Einfache, archaische Architektur hat Hubert Kiecol von Anfang an fasziniert. Bereitwillig gibt der Bildhauer in der Ausstellung die Quellen preis, aus denen er schöpft. Wesentliche Impulse hatte er in jüngeren Jahren bei einem längeren Aufenthalt in Afrika empfangen. Auf einigen Tischen liegen Fotografien von einer monolithischen Kirche in Äthiopien, die im 12. Jahrhundert aus dem rohen Fels gehauen worden war. Aber es sind nicht nur namhafte Bauten wie die berühmte Felsenkirche von Lalibela, für die sich der Künstler begeistert. Die Kamera richtet er auch auf gesichtslose Hochbunker, die als kompakte Blöcke aus dem Boden emporragen, oder auf Rohbauten aus Beton, die irgendwo in der Welt auf ihre Fertigstellung warten und wie Skulpturen die Straße säumen.

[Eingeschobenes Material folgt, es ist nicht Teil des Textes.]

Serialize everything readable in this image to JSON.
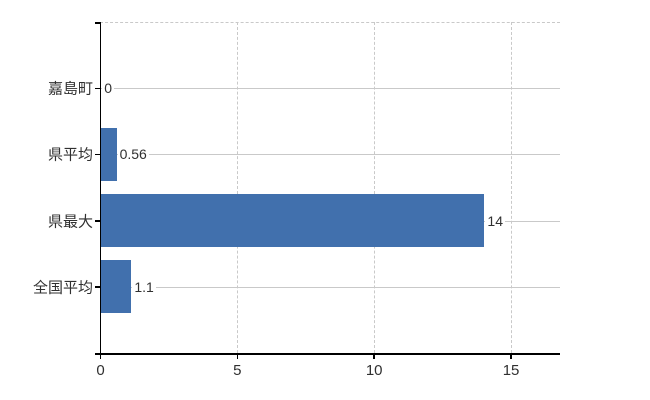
{
  "chart_data": {
    "type": "bar",
    "orientation": "horizontal",
    "title": "",
    "xlabel": "",
    "ylabel": "",
    "categories": [
      "嘉島町",
      "県平均",
      "県最大",
      "全国平均"
    ],
    "values": [
      0,
      0.56,
      14,
      1.1
    ],
    "value_labels": [
      "0",
      "0.56",
      "14",
      "1.1"
    ],
    "x_ticks": [
      0,
      5,
      10,
      15
    ],
    "x_tick_labels": [
      "0",
      "5",
      "10",
      "15"
    ],
    "xlim": [
      0,
      16.8
    ],
    "grid": "on",
    "legend_position": "none",
    "colors": {
      "bar": "#4170ad",
      "gridline": "#c9c9c9",
      "axis": "#000000",
      "text": "#303030",
      "background": "#ffffff"
    }
  }
}
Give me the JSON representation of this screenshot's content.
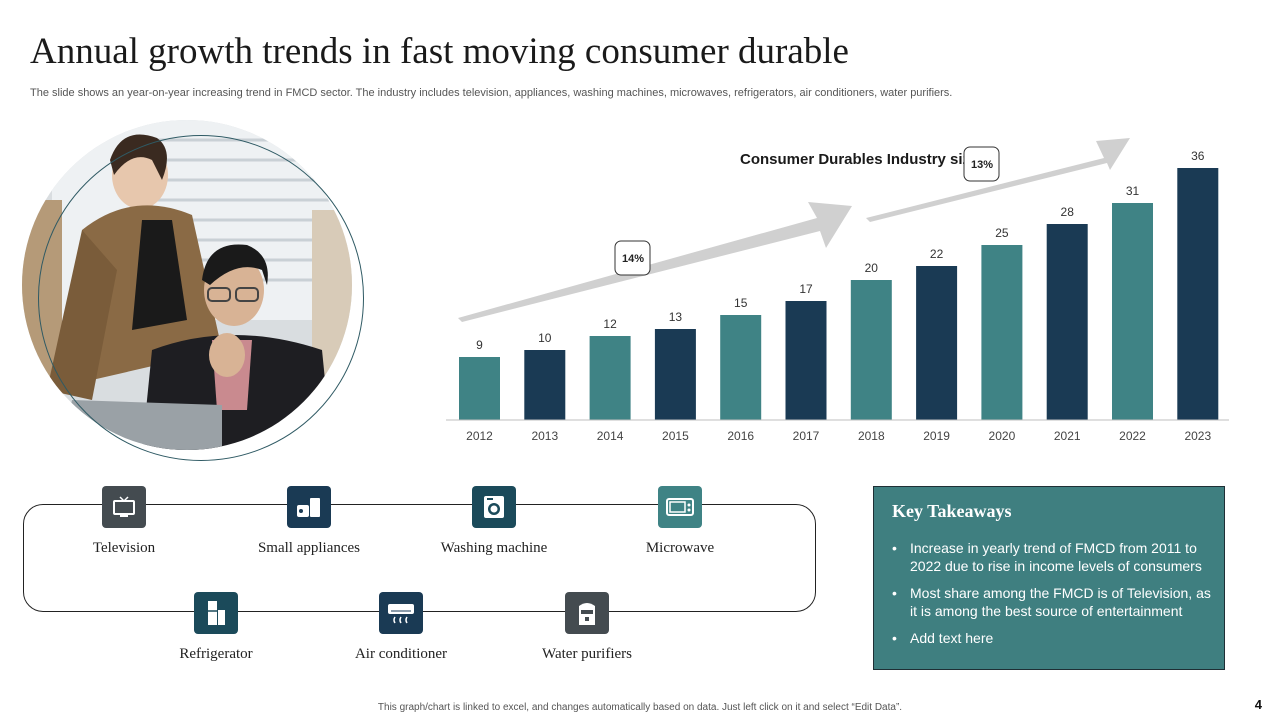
{
  "header": {
    "title": "Annual growth trends in fast moving consumer durable",
    "subtitle": "The slide shows an year-on-year increasing trend in FMCD sector. The industry includes television, appliances, washing machines, microwaves, refrigerators, air conditioners, water purifiers."
  },
  "chart_data": {
    "type": "bar",
    "title": "Consumer  Durables Industry  size",
    "categories": [
      "2012",
      "2013",
      "2014",
      "2015",
      "2016",
      "2017",
      "2018",
      "2019",
      "2020",
      "2021",
      "2022",
      "2023"
    ],
    "values": [
      9,
      10,
      12,
      13,
      15,
      17,
      20,
      22,
      25,
      28,
      31,
      36
    ],
    "ylim": [
      0,
      36
    ],
    "grid": false,
    "colors": [
      "#3f8385",
      "#1a3a54",
      "#3f8385",
      "#1a3a54",
      "#3f8385",
      "#1a3a54",
      "#3f8385",
      "#1a3a54",
      "#3f8385",
      "#1a3a54",
      "#3f8385",
      "#1a3a54"
    ],
    "annotations": [
      {
        "label": "14%"
      },
      {
        "label": "13%"
      }
    ]
  },
  "categories": [
    {
      "label": "Television",
      "icon": "television-icon",
      "color": "#444b50"
    },
    {
      "label": "Small appliances",
      "icon": "small-appliances-icon",
      "color": "#1a3a54"
    },
    {
      "label": "Washing  machine",
      "icon": "washing-machine-icon",
      "color": "#1b4a5a"
    },
    {
      "label": "Microwave",
      "icon": "microwave-icon",
      "color": "#3f8385"
    },
    {
      "label": "Refrigerator",
      "icon": "refrigerator-icon",
      "color": "#1b4a5a"
    },
    {
      "label": "Air conditioner",
      "icon": "air-conditioner-icon",
      "color": "#1a3a54"
    },
    {
      "label": "Water purifiers",
      "icon": "water-purifier-icon",
      "color": "#444b50"
    }
  ],
  "takeaways": {
    "title": "Key Takeaways",
    "items": [
      "Increase in yearly trend of FMCD from 2011 to\n2022 due to rise in income levels of consumers",
      "Most share among the FMCD is of Television, as\nit is among the best source of entertainment",
      "Add text here"
    ]
  },
  "footer": {
    "note": "This graph/chart is linked to excel, and changes automatically based on data. Just left click on it and select “Edit Data”.",
    "page": "4"
  }
}
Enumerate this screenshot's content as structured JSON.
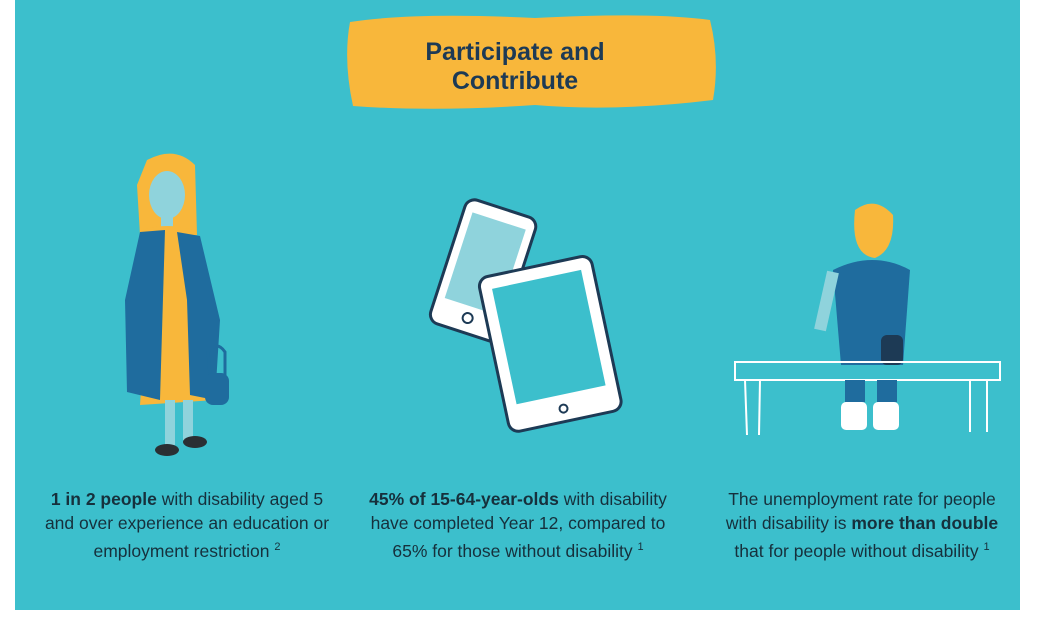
{
  "header": {
    "title_lines": [
      "Participate and",
      "Contribute"
    ]
  },
  "items": [
    {
      "before": "",
      "bold": "1 in 2 people",
      "after": "with disability aged 5 and over experience an education or employment restriction",
      "note": "2"
    },
    {
      "before": "",
      "bold": "45% of 15-64-year-olds",
      "after": "with disability have completed Year 12, compared to 65% for those without disability",
      "note": "1"
    },
    {
      "before": "The unemployment rate for people with disability is",
      "bold": "more than double",
      "after": "that for people without disability",
      "note": "1"
    }
  ]
}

Dann wiederum sind es die Grundelemente des Bauens, die Kiecol in Fotos und grafischen Blättern festhält: der Giebel, die Treppe, das Fenster. Untergemischt sind all diesen Fundstücken aus dem Atelier Plakate früherer Ausstellungen und einige andere autobiografische Hinweise – wie zum Beispiel eine Fotografie, die sein Vater im Zweiten Weltkrieg in einer Bombennacht aufgenommen hatte. Oder – in diesem Zusammenhang durchaus überraschend – der entblößte Busen einer Frau, die nur als Torso auf dem Foto auftaucht und deren Identität verborgen bleibt. So fügen sich die Materialien zu einer kleinen Retrospektive eines Werkes, mit dem Kiecol in den 1980er-Jahren bekannt geworden war.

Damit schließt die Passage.